“Death and taxes and childbirth!” fumed Scarlett O’Hara, “There’s never any convenient time for any of them!” Hong Kongers, who pay low taxes, would at least disagree on the other two: the initial public offering of a Chinese burial group this week has attracted the strongest retail demand since a baby product maker three years ago. Flimsy comparisons with 19th-century Atlanta belles aside, the Hong Kong surge suggests Asia’s premier new listing venue might be returning to life.

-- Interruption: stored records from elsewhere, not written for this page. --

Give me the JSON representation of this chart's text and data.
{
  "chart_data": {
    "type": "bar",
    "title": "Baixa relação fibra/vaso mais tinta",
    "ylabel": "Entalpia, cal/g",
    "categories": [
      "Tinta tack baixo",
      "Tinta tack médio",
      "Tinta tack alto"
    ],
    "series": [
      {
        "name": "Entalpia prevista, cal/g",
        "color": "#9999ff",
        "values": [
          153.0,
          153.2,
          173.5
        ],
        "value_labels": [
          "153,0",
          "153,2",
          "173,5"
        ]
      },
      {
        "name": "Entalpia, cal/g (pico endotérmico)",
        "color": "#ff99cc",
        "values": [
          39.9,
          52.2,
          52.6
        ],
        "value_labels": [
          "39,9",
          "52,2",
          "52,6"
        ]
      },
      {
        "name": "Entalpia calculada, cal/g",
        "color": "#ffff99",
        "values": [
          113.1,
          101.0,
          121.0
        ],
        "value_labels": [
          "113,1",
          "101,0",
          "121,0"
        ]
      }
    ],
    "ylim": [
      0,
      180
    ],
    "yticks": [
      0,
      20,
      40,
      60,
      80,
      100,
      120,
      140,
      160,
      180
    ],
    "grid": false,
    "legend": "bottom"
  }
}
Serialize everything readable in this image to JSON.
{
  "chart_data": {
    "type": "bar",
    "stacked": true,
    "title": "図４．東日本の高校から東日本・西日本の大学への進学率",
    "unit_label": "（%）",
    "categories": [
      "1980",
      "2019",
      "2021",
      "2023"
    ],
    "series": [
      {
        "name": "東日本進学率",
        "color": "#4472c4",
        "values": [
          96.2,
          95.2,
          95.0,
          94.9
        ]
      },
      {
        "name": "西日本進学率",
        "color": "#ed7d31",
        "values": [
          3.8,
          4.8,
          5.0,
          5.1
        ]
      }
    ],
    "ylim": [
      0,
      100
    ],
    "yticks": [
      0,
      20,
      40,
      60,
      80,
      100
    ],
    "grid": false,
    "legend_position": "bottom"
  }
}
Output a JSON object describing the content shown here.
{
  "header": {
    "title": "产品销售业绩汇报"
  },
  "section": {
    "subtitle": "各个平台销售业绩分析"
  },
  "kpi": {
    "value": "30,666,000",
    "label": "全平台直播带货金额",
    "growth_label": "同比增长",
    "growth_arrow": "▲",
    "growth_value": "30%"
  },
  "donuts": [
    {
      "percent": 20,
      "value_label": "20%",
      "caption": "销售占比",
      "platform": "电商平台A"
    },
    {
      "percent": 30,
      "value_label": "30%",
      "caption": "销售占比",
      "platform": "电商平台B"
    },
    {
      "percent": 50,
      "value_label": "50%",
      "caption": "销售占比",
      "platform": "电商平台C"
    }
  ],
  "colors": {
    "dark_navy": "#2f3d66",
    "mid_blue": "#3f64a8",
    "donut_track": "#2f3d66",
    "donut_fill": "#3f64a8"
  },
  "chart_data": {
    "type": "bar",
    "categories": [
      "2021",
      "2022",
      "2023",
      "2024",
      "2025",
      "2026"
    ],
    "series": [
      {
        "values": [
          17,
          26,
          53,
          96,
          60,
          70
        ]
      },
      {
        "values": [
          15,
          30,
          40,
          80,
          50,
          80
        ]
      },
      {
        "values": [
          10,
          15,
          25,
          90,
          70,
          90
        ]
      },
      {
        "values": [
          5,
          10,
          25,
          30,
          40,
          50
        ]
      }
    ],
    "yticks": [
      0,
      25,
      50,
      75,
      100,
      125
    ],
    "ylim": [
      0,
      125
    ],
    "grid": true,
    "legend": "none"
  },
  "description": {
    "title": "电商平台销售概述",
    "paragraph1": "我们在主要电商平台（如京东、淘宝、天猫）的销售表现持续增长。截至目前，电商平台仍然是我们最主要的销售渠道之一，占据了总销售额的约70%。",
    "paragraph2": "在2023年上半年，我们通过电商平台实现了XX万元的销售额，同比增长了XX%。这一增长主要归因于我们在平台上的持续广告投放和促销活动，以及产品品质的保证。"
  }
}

For three years until 2011, a parade of enormous Chinese state-owned enterprises helped make Hong Kong the world’s largest listings venue. This year, a flurry of smaller deals has propelled it back to second largest. Hong Kong does not need to be the biggest, but it does need to offer more excitement. If this strong investor interest holds for the deals expected in 2014, that could happen. Fu Shou Yuan, upmarket Shanghai-based cemetery operator, raised just $215m. But its importance is that it is the latest to suggest retail investors are alive to new opportunities: they applied for 670 times their allocated shares. Mom and Pop are an integral part of Hong Kong listings, where they are allocated up to a tenth of deals and can claw back more of the offering if demand is strong enough. Fu Shou Yuan’s 45 per cent opening-day jump will have done the city’s animal spirits no harm just as Fed tapering becomes a reality.
Hong Kong’s problem has been that Chinese SOEs, the bulk of its new listings, are dull. Not even the biggest money manager can claim influence with the Chinese government. Still, deals expected in 2014 include Shuanghui, the Chinese pork producer buying Smithfield, while Li Ka-shing seems likely to float part of his fast-growing retail business. Alibaba might even try again. This would be a very convenient time for Hong Kong investors to regain their appetite.